Wilhelm Xylander (born Wilhelm Holtzman, graecized to Xylander; 26 December 1532 – 10 February 1576) was a German classical scholar and humanist. He served as rector of Heidelberg University in 1564.

==Biography==
Born at Augsburg, he studied at Tübingen, and in 1558, when very short of money (caused, according to some, by his intemperate habits), he was appointed to succeed Jakob Micyllus in the professorship of Greek at the University of Heidelberg; he exchanged it for a chair of logic (publicus organi Aristotelici interpres) in 1562.

In Heidelberg church and university politics, Xylander was a close partisan of Thomas Erastus.
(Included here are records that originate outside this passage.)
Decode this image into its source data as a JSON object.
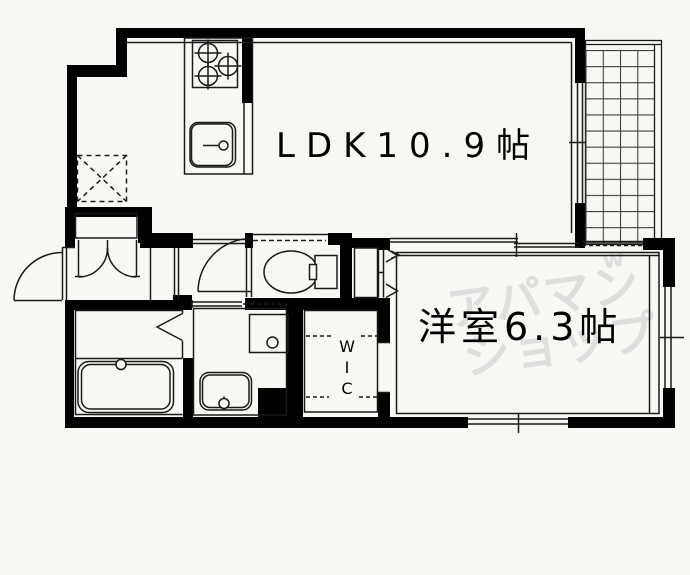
{
  "palette": {
    "background": "#f7f7f3",
    "wall": "#000000",
    "line": "#1a1a1a",
    "grid_line": "#3c3c3c",
    "text": "#000000",
    "watermark": "#dedede"
  },
  "floorplan": {
    "rooms": {
      "ldk": {
        "label": "LDK10.9帖"
      },
      "western_room": {
        "label": "洋室6.3帖"
      },
      "wic": {
        "letters": [
          "W",
          "I",
          "C"
        ]
      }
    },
    "watermark": {
      "line1": "アパマン",
      "line2": "ショップ",
      "mark": "w"
    },
    "fixtures": [
      "stove-burners",
      "kitchen-sink",
      "refrigerator-space",
      "shoe-cabinet",
      "entrance-door",
      "toilet",
      "toilet-door",
      "bathtub",
      "bathroom-door",
      "washbasin",
      "washing-machine-pan",
      "closet-doors",
      "wic-doorway",
      "sliding-door",
      "balcony-grid",
      "window-ldk",
      "window-south",
      "window-east"
    ]
  }
}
Xylander was the author of a number of important works, including Latin translations of Dio Cassius (1558), Plutarch (1560–1570) and Strabo (1571). He also edited (1568) the geographical lexicon of Stephanus of Byzantium; the travels of Pausanias (completed after his death by Friedrich Sylburg, 1583); the Meditations of Marcus Aurelius (1558), the editio princeps based on a Heidelberg manuscript now lost; a second edition in 1568 with the addition of Antoninus Liberalis, Phlegon of Tralles, an unknown Apollonius, and Antigonus of Carystus—all paradoxographers; and the chronicle of George Cedrenus (1566). He translated the first six books of Euclid into German with notes, the Arithmetica of Diophantus, and the De quattuor mathematicis scientiis of Michael Psellus into Latin.

He died on 10 February 1576 in Heidelberg.

==Works==
- Marcus Aurelius, De seipso, seu vita sua, libri 12 ed. and trans. by Xylander. Zurich: Andreas Gessner, 1558.